Earlier this week, the bitcoin community was shocked when an anonymous person drained a digital wallet containing approximately $1 billion in bitcoin, believed to be proceeds from the now-shuttered dark web drug marketplace Silk Road. Now, those responsible for cleaning up the funds have exposed themselves: it was the US government.
On Thursday, the Department of Justice revealed that as part of a civil forfeiture case targeting the Silk Road, it had seized the wallet’s contents. With the support of an unnamed hacker, whose identity is known to the government but who is merely referred to in court records as “Individual X,” the government said it retrieved approximately 70,000 bitcoins.
‘Individual X’ allegedly hacked the payments system of the Silk Road sometime in 2012 or 2013. The government claims that Ross Ulbricht, the founder of the Silk Road, who is currently serving a double life sentence plus 40 years for his work on the site, “threatened Individual X for the return of the cryptocurrency,” but unknown hacker refused. Individual X agreed to forfeit the bitcoin to the United States government on November 3rd and helped transfer the money. It’s unclear if Individual X has been arrested or how their cooperation was attained.

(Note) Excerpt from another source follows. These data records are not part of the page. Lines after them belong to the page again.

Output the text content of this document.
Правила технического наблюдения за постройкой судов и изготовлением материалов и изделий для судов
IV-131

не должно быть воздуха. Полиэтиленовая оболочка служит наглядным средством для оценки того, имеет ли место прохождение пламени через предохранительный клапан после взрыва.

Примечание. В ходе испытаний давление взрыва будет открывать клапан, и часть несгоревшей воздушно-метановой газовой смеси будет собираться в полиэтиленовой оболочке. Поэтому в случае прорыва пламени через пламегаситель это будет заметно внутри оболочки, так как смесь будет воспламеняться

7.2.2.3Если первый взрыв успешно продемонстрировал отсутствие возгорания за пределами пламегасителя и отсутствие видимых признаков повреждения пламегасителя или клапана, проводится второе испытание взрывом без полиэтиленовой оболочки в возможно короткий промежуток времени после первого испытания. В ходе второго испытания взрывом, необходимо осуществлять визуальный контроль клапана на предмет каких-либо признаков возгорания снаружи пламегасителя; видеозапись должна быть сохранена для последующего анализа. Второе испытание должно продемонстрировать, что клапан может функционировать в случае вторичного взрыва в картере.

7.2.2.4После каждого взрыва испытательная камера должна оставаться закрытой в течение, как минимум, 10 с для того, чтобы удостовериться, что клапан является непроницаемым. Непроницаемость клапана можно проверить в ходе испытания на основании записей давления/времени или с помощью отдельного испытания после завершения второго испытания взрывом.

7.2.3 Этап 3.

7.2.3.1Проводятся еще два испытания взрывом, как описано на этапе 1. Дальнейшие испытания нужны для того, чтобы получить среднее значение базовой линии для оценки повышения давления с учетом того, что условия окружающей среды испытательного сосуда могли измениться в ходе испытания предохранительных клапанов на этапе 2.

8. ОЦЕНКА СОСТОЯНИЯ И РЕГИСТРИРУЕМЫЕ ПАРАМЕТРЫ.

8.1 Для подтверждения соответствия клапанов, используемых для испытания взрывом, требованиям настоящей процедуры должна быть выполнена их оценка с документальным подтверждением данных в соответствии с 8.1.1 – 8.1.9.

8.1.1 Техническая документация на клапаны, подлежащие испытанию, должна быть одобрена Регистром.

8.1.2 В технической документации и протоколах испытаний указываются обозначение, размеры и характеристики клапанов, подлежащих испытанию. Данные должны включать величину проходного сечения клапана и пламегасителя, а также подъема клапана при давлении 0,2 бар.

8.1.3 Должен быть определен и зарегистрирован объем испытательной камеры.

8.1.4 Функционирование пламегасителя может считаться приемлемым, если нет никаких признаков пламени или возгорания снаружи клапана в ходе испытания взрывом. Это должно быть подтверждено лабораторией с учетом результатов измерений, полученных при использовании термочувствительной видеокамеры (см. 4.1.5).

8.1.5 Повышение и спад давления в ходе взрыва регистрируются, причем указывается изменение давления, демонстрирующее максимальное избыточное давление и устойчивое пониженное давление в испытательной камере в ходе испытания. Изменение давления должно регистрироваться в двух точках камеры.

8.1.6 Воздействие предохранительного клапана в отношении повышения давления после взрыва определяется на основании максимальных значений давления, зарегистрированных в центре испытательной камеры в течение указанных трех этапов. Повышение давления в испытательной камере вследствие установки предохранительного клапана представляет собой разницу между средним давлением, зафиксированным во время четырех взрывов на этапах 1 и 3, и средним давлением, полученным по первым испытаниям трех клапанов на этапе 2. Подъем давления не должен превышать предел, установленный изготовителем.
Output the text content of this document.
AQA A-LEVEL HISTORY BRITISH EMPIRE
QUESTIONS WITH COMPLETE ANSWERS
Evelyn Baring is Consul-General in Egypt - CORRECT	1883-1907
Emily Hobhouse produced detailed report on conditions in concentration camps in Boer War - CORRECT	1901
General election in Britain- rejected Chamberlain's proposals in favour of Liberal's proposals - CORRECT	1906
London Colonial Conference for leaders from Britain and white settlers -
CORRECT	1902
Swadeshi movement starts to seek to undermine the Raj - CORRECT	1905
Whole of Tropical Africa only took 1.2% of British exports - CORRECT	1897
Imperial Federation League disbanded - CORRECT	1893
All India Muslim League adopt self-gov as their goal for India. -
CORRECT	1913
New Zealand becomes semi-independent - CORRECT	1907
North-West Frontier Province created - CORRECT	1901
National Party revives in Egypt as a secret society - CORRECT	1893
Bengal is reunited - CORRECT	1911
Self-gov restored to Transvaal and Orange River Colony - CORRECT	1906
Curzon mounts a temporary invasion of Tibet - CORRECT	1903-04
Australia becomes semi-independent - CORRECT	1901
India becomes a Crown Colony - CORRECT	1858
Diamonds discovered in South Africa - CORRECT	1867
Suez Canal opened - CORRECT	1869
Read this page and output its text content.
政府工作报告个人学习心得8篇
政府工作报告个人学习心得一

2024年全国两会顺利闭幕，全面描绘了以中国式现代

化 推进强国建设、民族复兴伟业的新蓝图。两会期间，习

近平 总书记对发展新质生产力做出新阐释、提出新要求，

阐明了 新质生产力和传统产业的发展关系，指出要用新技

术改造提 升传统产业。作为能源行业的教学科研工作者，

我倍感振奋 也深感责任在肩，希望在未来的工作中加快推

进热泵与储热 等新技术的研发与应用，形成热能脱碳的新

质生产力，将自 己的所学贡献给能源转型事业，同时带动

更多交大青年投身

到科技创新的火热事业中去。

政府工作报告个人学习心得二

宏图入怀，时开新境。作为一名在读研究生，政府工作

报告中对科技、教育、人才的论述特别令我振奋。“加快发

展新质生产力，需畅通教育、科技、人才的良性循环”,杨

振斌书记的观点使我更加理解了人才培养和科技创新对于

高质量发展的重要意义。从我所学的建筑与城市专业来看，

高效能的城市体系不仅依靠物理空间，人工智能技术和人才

The operation was praised by US Attorney David L. Anderson in a press release as a major achievement for the government. “The Silk Road was the most notorious criminal online marketplace of its day,” Anderson said. The successful prosecution of the founder of the Silk Road in 2015 left a billion-dollar question open. Where has the money gone? Today’s forfeiture complaint answers this open question at least in part. $1 billion of these criminal proceeds are now in the United States’ possession.”
The Department of Justice said Silk Road was “the most sophisticated and extensive criminal marketplace” on the internet functioning between 2011 and 2013 until it was taken offline by the FBI. The US government estimates that during this time, the website generated about 600,000 bitcoins in commissions. When Ulbricht was arrested and the website shut down in October 2013, about 175,000 of them were seized.
The Justice Department did not say what it wants to do with the $1 billion in newly seized bitcoins, but it has auctioned off similar hauls of cryptocurrency in the past. Such sales are processed like any other civil forfeiture, reports The Wall Street Journal, with profits kept by the agency and added to its budget.